Edwin Armstrong
1990/05/01 Azkune Mendia, Iñaki - Elhuyar Fundazioa Iturria: Elhuyar aldizkaria
This North American electrical engineer was born a hundred years ago in New York, on December 18, 1890. We should therefore mention the work carried out in electrical engineering (especially in radio transmission) on the occasion of the centenary of his birth.
Edwin Armstrong read from a young age the advances made by Marconi in the wireless telegraphy in informative books and before the age of twenty he began to realize his own radio transmitter and create radio signals.
He studied at Columbia University, where Michael Pupin was his teacher. There he obtained the degree of engineer in the section of electricity.
During World War I, Armstrong developed aerial detection systems. The methods until then existing were based on the sound waves produced by the planes. Armstrong, however, thought it was better to rely on the electromagnetic waves generated in his combustion systems, since in this way he believed it was possible to make detection better and more precise. But those waves had too high a frequency to receive them easily. That is why Armstrong invented a special circuit to reduce the frequency and amplify the waves. The apparatus was called “superheterodyne receptor”.

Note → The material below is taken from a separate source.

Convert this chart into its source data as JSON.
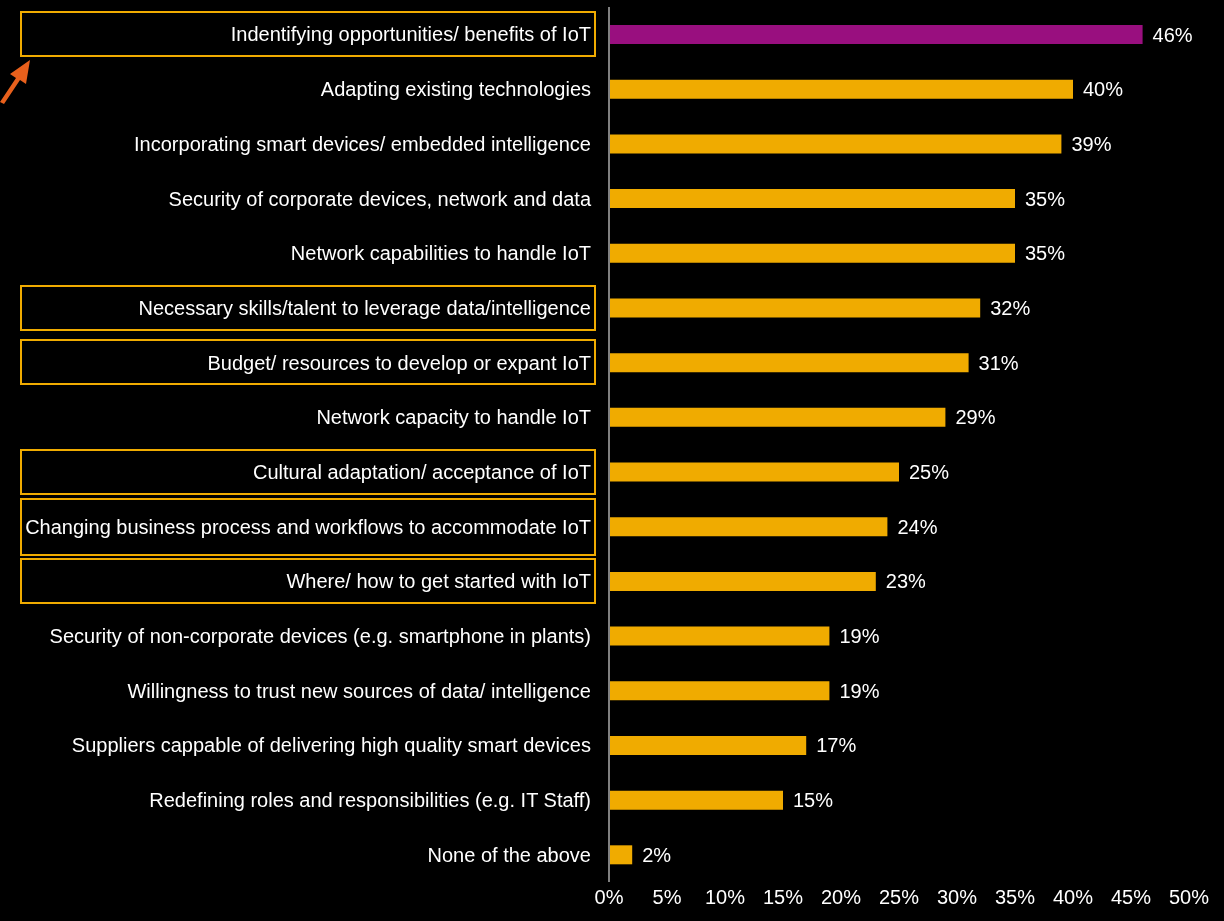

Armstrong invented his apparatus too late to be used in World War I, but it was used on radar equipment during World War II. However, outside the war, it was an ideal mechanism to receive any radio wave, which allowed the easy use of radio receivers. Nor was it necessary to be an electrical engineer to obtain radio signals. The superheterogeneous coupled to the radio, when turning a disc could easily obtain the signals. Therefore, radio receivers grew enormously.
At the end of World War I, Edwin Armstrong and Lee de Forest initiated a long and complicated cause. It was not possible to determine who was the patent of a circuit type. Armstrong finally lost the lawsuit, but his most important achievement was later.
In 1934 he began working as an electrical engineer at Columbia University, and after six years of testing, in 1939 he managed to solve the problem of electrical disturbances in the atmosphere.
In a normal radio receiver, the signals are obtained by systematically modifying the amplitude of the transmission waves and modifying the amplitude of the sound waves transmitted by these changes. This is what is known as modulation or AM (Amplitude Modulation) of amplitude.
Unfortunately, storms and electrical appliances also modulate the amplitude of the transmission waves, but without any order. This disordered modulation is then transformed into sound in the radio receiver, and that is what we know as interference.
In the process invented by Armstrong, the signal was emitted by systematically modifying the “frequency” of the transmission waves. This is known as modulated frequency or FM and has the great advantage of rejecting interference, since the modulated frequency signal does not receive interference due to atmospheric storms or other electrical appliances.
After World War II, FM radios have spread everywhere and are especially suitable for the transmission of classical music. The modulated frequency is also used in the TV sound circuits, as this way the best quality is achieved to listen to music.
Unfortunately, the FM transmission waves are only high frequency and do not reach far. Therefore, the transmitter that is broadcast on the modulated frequency cannot be heard remotely. For this purpose, repeaters must be placed at intervals.
Edwin Armstrong was a very hardened person who did not stop having litigation between one and the other. I thought the rest of the people were always bankrupt against themselves, although they were not right for it. Finally, under the depressions, he was thrown out of his home window in New York on February 1, 1954.